Este texto é uma confissão. Poderia ser falado num divã ou em confidência, mas para as delícias deste dia prefiro deixar aqui, pra quem quiser ler.
Com o tempo, aprendi que não existem culpados lá fora. É que a gente tem o dom de apontar o dedo quando as coisas não dão certo. Culpamos os pais, a família, o país, Deus e o diabo. Apontamos nossas misérias ao universo, como vítimas de uma separação de pais, uma escola que não era tão boa, e assim vai.

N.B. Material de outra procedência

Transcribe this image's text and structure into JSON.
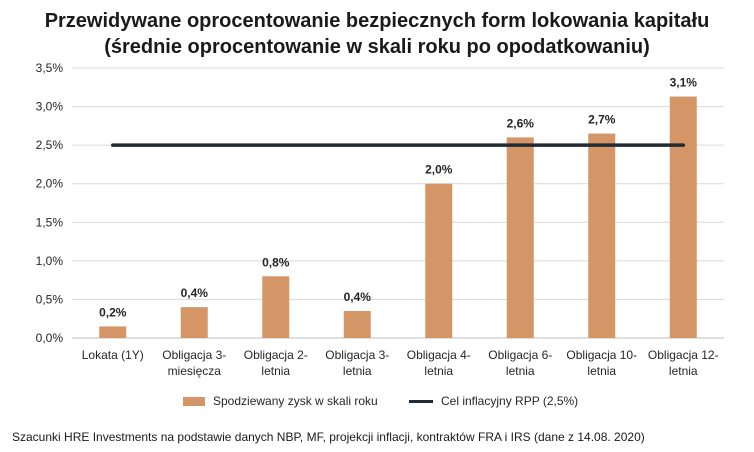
{
  "title_line1": "Przewidywane oprocentowanie bezpiecznych form lokowania kapitału",
  "title_line2": "(średnie oprocentowanie w skali roku po opodatkowaniu)",
  "source": "Szacunki HRE Investments na podstawie danych NBP, MF, projekcji inflacji, kontraktów FRA i IRS (dane z 14.08. 2020)",
  "colors": {
    "bar": "#d49567",
    "line": "#222a35",
    "grid": "#d9d9d9",
    "text": "#262626"
  },
  "chart_data": {
    "type": "bar",
    "categories": [
      [
        "Lokata (1Y)"
      ],
      [
        "Obligacja 3-",
        "miesięcza"
      ],
      [
        "Obligacja 2-",
        "letnia"
      ],
      [
        "Obligacja 3-",
        "letnia"
      ],
      [
        "Obligacja 4-",
        "letnia"
      ],
      [
        "Obligacja 6-",
        "letnia"
      ],
      [
        "Obligacja 10-",
        "letnia"
      ],
      [
        "Obligacja 12-",
        "letnia"
      ]
    ],
    "series": [
      {
        "name": "Spodziewany zysk w skali roku",
        "type": "bar",
        "values": [
          0.15,
          0.4,
          0.8,
          0.35,
          2.0,
          2.6,
          2.65,
          3.13
        ],
        "labels": [
          "0,2%",
          "0,4%",
          "0,8%",
          "0,4%",
          "2,0%",
          "2,6%",
          "2,7%",
          "3,1%"
        ]
      },
      {
        "name": "Cel inflacyjny RPP (2,5%)",
        "type": "line",
        "values": [
          2.5,
          2.5,
          2.5,
          2.5,
          2.5,
          2.5,
          2.5,
          2.5
        ]
      }
    ],
    "ylim": [
      0,
      3.5
    ],
    "yticks": [
      "0,0%",
      "0,5%",
      "1,0%",
      "1,5%",
      "2,0%",
      "2,5%",
      "3,0%",
      "3,5%"
    ],
    "grid": true,
    "legend_position": "bottom"
  }
}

To reavaliando , reaprendendo que somos os únicos responsáveis por nossas escolhas. E isso desde bem novos. Não adianta culpar, somos sim. Mas não é tão fácil fazer uma autoanalise e admitir isso. Só que tem horas que temos realmente que pegar os remos nas mãos, senão o barco vai dar lá no precipício, vai bater nas rochas, ou mesmo afundar. Chega um momento na vida, que o "mimimi" e "nhenhenhe" tem que ficar pra trás, e a gente precisa ser autor da própria história.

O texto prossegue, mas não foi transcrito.